Hoje, dos 37 artistas representados pela Fortes Vilaça, somente 13 vieram da antiga galeria e pouco mais de dez são estrangeiros. Alguns moram fora do país, como Janaína Tschäpe, que vive nos EUA. Do táxi, Márcia liga para Janaína e pede obras para a próxima SP-Arte, evento anual que ocorre em São Paulo (neste ano entre 3 e 7/4) e reúne 120 galerias do Brasil e do mundo. Na edição passada, estima-se que o faturamento total da feira tenha ultrapassado R$ 245 milhões.
Com mais de 20 funcionários, a Fortes Vilaça é conhecida hoje por representar boa parte dos artistas nacionais, em produção, mais valiosos no Brasil e no exterior. Em 2009, a tela "O Mágico", de Beatriz Milhazes, atingiu US$ 1,4 milhão durante leilão da Sotheby's, em Nova York - foi comprada pelo empresário argentino Eduardo Costantini.
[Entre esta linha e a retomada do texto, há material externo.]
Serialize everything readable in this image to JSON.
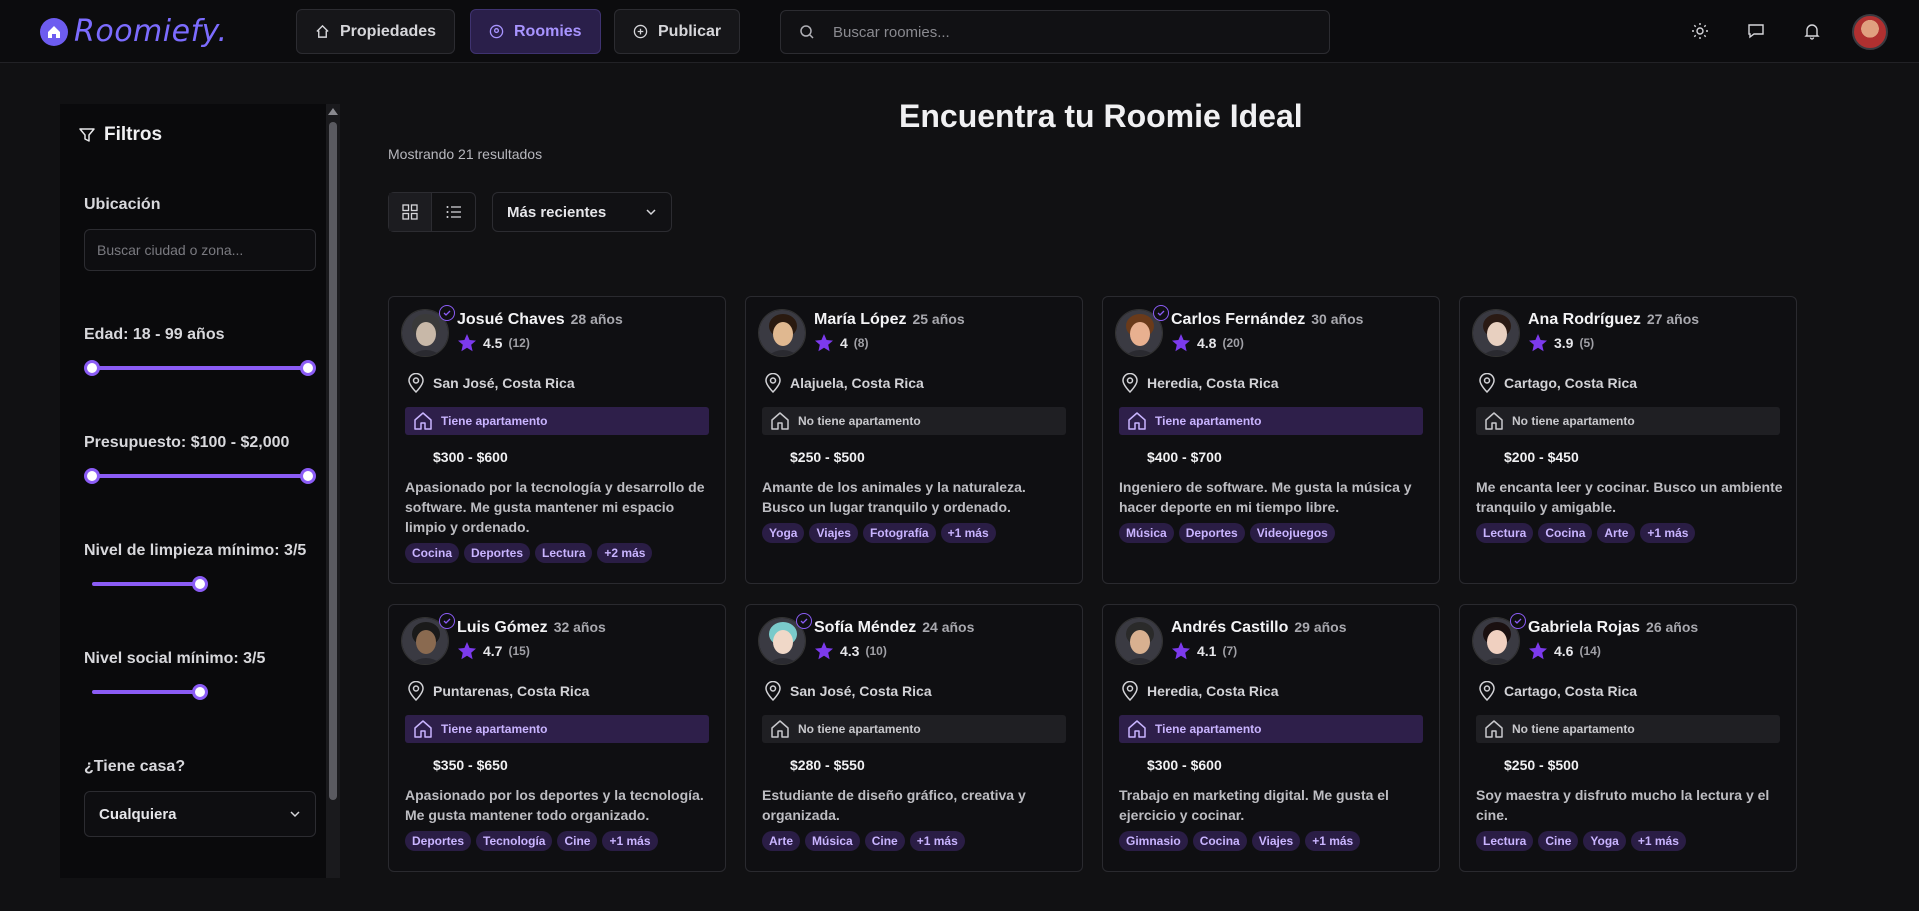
{
  "header": {
    "logo_text": "Roomiefy.",
    "nav": [
      {
        "label": "Propiedades",
        "icon": "home-icon"
      },
      {
        "label": "Roomies",
        "icon": "user-circle-icon"
      },
      {
        "label": "Publicar",
        "icon": "plus-circle-icon"
      }
    ],
    "search_placeholder": "Buscar roomies...",
    "icons": [
      "sun-icon",
      "message-icon",
      "bell-icon"
    ]
  },
  "filters": {
    "title": "Filtros",
    "location_label": "Ubicación",
    "location_placeholder": "Buscar ciudad o zona...",
    "age_label": "Edad: 18 - 99 años",
    "age_range": [
      18,
      99
    ],
    "budget_label": "Presupuesto: $100 - $2,000",
    "budget_range": [
      100,
      2000
    ],
    "cleanliness_label": "Nivel de limpieza mínimo: 3/5",
    "cleanliness_value": 3,
    "social_label": "Nivel social mínimo: 3/5",
    "social_value": 3,
    "house_label": "¿Tiene casa?",
    "house_value": "Cualquiera"
  },
  "main": {
    "title": "Encuentra tu Roomie Ideal",
    "results": "Mostrando 21 resultados",
    "sort_value": "Más recientes"
  },
  "colors": {
    "accent": "#8b5cf6",
    "background": "#111113",
    "card": "#0f0f12"
  },
  "cards": [
    {
      "name": "Josué Chaves",
      "age": "28 años",
      "rating": "4.5",
      "reviews": "(12)",
      "verified": true,
      "location": "San José, Costa Rica",
      "home": "Tiene apartamento",
      "has_home": true,
      "price": "$300 - $600",
      "desc": "Apasionado por la tecnología y desarrollo de software. Me gusta mantener mi espacio limpio y ordenado.",
      "tags": [
        "Cocina",
        "Deportes",
        "Lectura",
        "+2 más"
      ],
      "skin": "#c8b8a8",
      "hair": "#3a3a3a"
    },
    {
      "name": "María López",
      "age": "25 años",
      "rating": "4",
      "reviews": "(8)",
      "verified": false,
      "location": "Alajuela, Costa Rica",
      "home": "No tiene apartamento",
      "has_home": false,
      "price": "$250 - $500",
      "desc": "Amante de los animales y la naturaleza. Busco un lugar tranquilo y ordenado.",
      "tags": [
        "Yoga",
        "Viajes",
        "Fotografía",
        "+1 más"
      ],
      "skin": "#e0b890",
      "hair": "#2a1a10"
    },
    {
      "name": "Carlos Fernández",
      "age": "30 años",
      "rating": "4.8",
      "reviews": "(20)",
      "verified": true,
      "location": "Heredia, Costa Rica",
      "home": "Tiene apartamento",
      "has_home": true,
      "price": "$400 - $700",
      "desc": "Ingeniero de software. Me gusta la música y hacer deporte en mi tiempo libre.",
      "tags": [
        "Música",
        "Deportes",
        "Videojuegos"
      ],
      "skin": "#e8b090",
      "hair": "#6a3a1a"
    },
    {
      "name": "Ana Rodríguez",
      "age": "27 años",
      "rating": "3.9",
      "reviews": "(5)",
      "verified": false,
      "location": "Cartago, Costa Rica",
      "home": "No tiene apartamento",
      "has_home": false,
      "price": "$200 - $450",
      "desc": "Me encanta leer y cocinar. Busco un ambiente tranquilo y amigable.",
      "tags": [
        "Lectura",
        "Cocina",
        "Arte",
        "+1 más"
      ],
      "skin": "#e8d0c0",
      "hair": "#2a1a14"
    },
    {
      "name": "Luis Gómez",
      "age": "32 años",
      "rating": "4.7",
      "reviews": "(15)",
      "verified": true,
      "location": "Puntarenas, Costa Rica",
      "home": "Tiene apartamento",
      "has_home": true,
      "price": "$350 - $650",
      "desc": "Apasionado por los deportes y la tecnología. Me gusta mantener todo organizado.",
      "tags": [
        "Deportes",
        "Tecnología",
        "Cine",
        "+1 más"
      ],
      "skin": "#8a6a50",
      "hair": "#1a1a1a"
    },
    {
      "name": "Sofía Méndez",
      "age": "24 años",
      "rating": "4.3",
      "reviews": "(10)",
      "verified": true,
      "location": "San José, Costa Rica",
      "home": "No tiene apartamento",
      "has_home": false,
      "price": "$280 - $550",
      "desc": "Estudiante de diseño gráfico, creativa y organizada.",
      "tags": [
        "Arte",
        "Música",
        "Cine",
        "+1 más"
      ],
      "skin": "#f0d8c8",
      "hair": "#7acaca"
    },
    {
      "name": "Andrés Castillo",
      "age": "29 años",
      "rating": "4.1",
      "reviews": "(7)",
      "verified": false,
      "location": "Heredia, Costa Rica",
      "home": "Tiene apartamento",
      "has_home": true,
      "price": "$300 - $600",
      "desc": "Trabajo en marketing digital. Me gusta el ejercicio y cocinar.",
      "tags": [
        "Gimnasio",
        "Cocina",
        "Viajes",
        "+1 más"
      ],
      "skin": "#d8b090",
      "hair": "#2a2a2a"
    },
    {
      "name": "Gabriela Rojas",
      "age": "26 años",
      "rating": "4.6",
      "reviews": "(14)",
      "verified": true,
      "location": "Cartago, Costa Rica",
      "home": "No tiene apartamento",
      "has_home": false,
      "price": "$250 - $500",
      "desc": "Soy maestra y disfruto mucho la lectura y el cine.",
      "tags": [
        "Lectura",
        "Cine",
        "Yoga",
        "+1 más"
      ],
      "skin": "#f0d0c0",
      "hair": "#1a1010"
    }
  ]
}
A avaliação inicial era de US$ 250 mil.
Sérgio Araújo/Galeria Fortes Vilaça / Sérgio Araújo/Galeria Fortes Vilaça
'Pierrot e Colombina' (2009-2010), de Beatriz Milhazes, artista de sucesso comercial da Galeria Fortes Vilaça
Na Christie's, em Londres, durante pregão realizado em 2011, um trabalho de Adriana Varejão, "Parede com Incisões a la Fontana II", ouviu o martelo bater por 1,1 milhão de libras, recorde na época para uma peça de autor brasileiro vivo. Presente no evento naquele dia, o mexicano Eduardo Molina, especialista em arte e ex-consultor internacional da casa de leilões em Paris, lembra que ficou surpreso por dois motivos. "Além da obra conseguir acabar com o ridículo estereótipo de arte latino- americana, conseguiu um valor altíssimo", diz ao Valor.
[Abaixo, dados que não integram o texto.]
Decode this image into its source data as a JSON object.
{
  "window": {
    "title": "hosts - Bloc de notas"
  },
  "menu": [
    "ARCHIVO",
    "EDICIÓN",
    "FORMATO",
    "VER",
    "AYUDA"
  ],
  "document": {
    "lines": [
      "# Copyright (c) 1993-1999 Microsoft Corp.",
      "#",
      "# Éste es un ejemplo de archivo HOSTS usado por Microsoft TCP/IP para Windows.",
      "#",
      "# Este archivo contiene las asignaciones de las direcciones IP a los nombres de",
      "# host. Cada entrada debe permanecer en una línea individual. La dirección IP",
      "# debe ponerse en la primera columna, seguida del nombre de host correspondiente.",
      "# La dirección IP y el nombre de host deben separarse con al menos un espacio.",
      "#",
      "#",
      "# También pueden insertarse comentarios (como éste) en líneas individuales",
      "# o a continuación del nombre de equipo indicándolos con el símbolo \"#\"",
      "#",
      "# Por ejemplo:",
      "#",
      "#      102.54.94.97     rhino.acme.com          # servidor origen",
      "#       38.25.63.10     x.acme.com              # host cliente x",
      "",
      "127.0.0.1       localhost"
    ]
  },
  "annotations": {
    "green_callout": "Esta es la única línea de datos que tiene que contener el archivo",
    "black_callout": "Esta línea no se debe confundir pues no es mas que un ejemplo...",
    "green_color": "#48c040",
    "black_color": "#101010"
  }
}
"Mas nem eu nem as artistas ganhamos um centavo nessas vendas. As obras já pertenciam a outras pessoas", esclarece Márcia, ao entrar na galeria e cumprimentar Isay Weinfeld. O arquiteto do hotel Fasano visita o local com um grupo de estrangeiros. Todos querem saber sobre uma tela feita com colagens de capas de livros, da mineira Valeska Soares. Márcia fala sobre o quadro e a trajetória da artista em 30 segundos.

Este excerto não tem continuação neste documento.